El Espíritu Santo limpia, purifica, destruye todo lo manchado y se lleva nuestras basuras. Por eso es agua que lava, viento que arrasa y fuego que quema: Cuando lave el Señor la suciedad de las mujeres de Sión y friegue la sangre dentro de Jerusalén, con un viento justiciero, con un soplo abrasador (Isaías 4,4).

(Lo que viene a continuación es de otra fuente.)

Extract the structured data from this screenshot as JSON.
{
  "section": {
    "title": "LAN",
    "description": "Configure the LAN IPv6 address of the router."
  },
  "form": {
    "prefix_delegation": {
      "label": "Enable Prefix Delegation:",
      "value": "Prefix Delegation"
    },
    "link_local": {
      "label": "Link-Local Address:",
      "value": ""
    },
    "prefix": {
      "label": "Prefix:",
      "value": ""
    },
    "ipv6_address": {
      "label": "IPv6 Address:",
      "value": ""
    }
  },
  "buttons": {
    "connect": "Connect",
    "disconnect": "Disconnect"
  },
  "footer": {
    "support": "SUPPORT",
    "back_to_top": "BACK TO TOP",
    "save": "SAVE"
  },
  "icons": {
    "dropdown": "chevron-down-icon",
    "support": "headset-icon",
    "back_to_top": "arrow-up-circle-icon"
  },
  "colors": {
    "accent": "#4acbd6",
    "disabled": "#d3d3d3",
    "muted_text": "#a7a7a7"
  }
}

Cuando nos sentimos sucios por dentro, por nuestras infidelidades, egoísmos o malas acciones, invoquemos al Espíritu Santo para que queme todo eso con su fuego y lo destruya para siempre: Porque él es como el fuego del fundidor y como la lejía de los lavanderos. (Malaquías 3,2). Ya en el Bautismo nos bañó, y vuelve a hacerlo cada vez que volvemos a él sinceramente arrepentidos: “Nos salvó con el baño del nuevo nacimiento y la renovación por el Espíritu Santo” (Tito 3,5).
Veamos cómo lo expresaba San León Magno: Un pueblo que se consagra al cielo nace aquí de semilla fecunda; lo engendra el Espíritu Santo fecundando el agua. Sumérgete pecador, para limpiarte en la sagrada corriente. Viejo te recibirá el agua, pero te despedirá nuevo.
Muchas veces, cuando hemos caminado y trabajado en un día de calor de verano, hemos disfrutado al sentirnos limpios después de un buen baño. Mucho más bella es la limpieza que realiza el Espíritu Santo si le permitimos que pase por nosotros con su agua purificadora.